Burleson's husband served overseas during World War I, commanding the 107th Regiment of the 53rd Field Artillery Brigade in Belgium. He advanced to the rank of Colonel and received several medals for his service.

==Controversies==
Her husband filed for divorce in 1935 and the case was heard in the District Court of San Saba County in November 1936 with his appeal for divorce being denied. In April 1937, attorneys allegedly acting on behalf of Jennie May Burleson "filed a cross action for divorce," which resulted in a divorce. However, Jennie Burleson alleged that she had not authorized the cross action suit. On September 27, 1937, Jennie May Burleson filed a "voluminous" report to have the April 1937 divorce judgment retracted "because the defense of insanity was not set up in some manner as against either spouse obtaining a divorce; and charged her attorneys with fraud, collusion, and misrepresentation in filing her cross action for divorce, knowing her nervous and mental state, and in not securing an order of the court to place her under "observation and a judgment as to her sanity before submitting to a trial." Her submission was dismissed by Justice Blair.

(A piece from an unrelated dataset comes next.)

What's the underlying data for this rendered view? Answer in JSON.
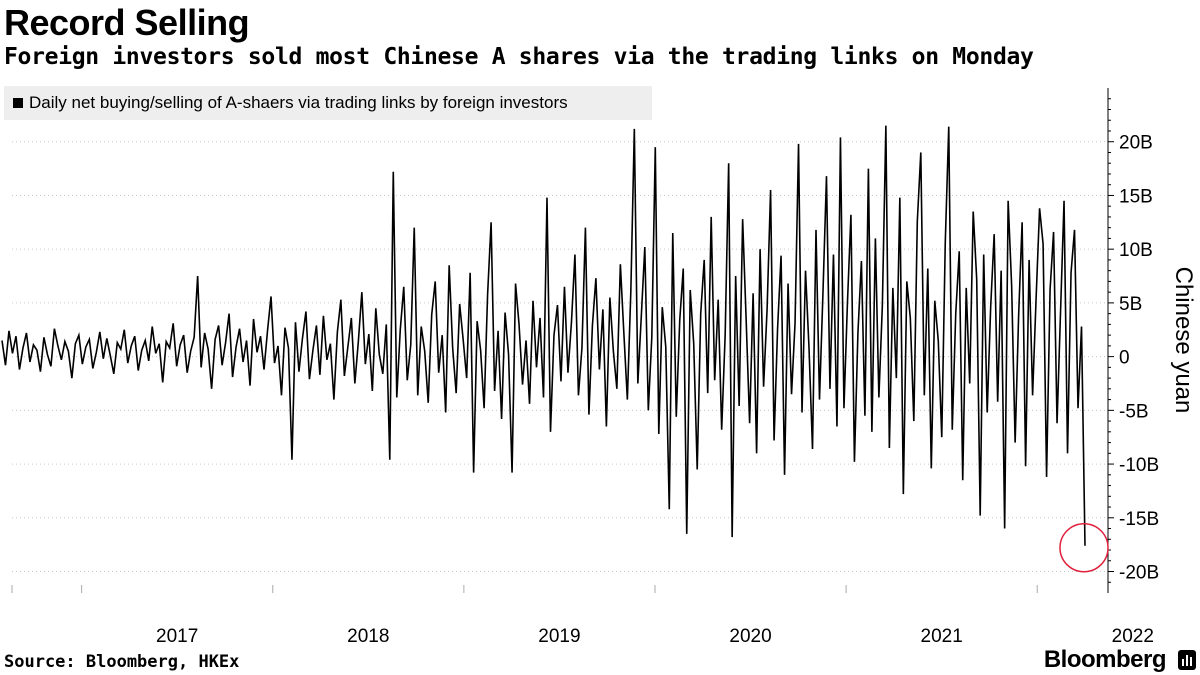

The divorce made headlines in the media as a society scandal.

==Incarceration==
In 1940, Burleson was again on the front pages of American newspapers for the murder of Isabelle Burleson, the woman Richard Burleson married immediately after their divorce was granted. Jennie Burleson traveled by train from Texas to Columbia, South Carolina, sought out Mrs. Burleson at a restaurant she frequented, and shot her twice. The jury found her guilty of voluntary manslaughter by reason of insanity and she was sentenced to twelve years. In October 1948, she was released having served eight years in prison in South Carolina and she returned to the Walker family home.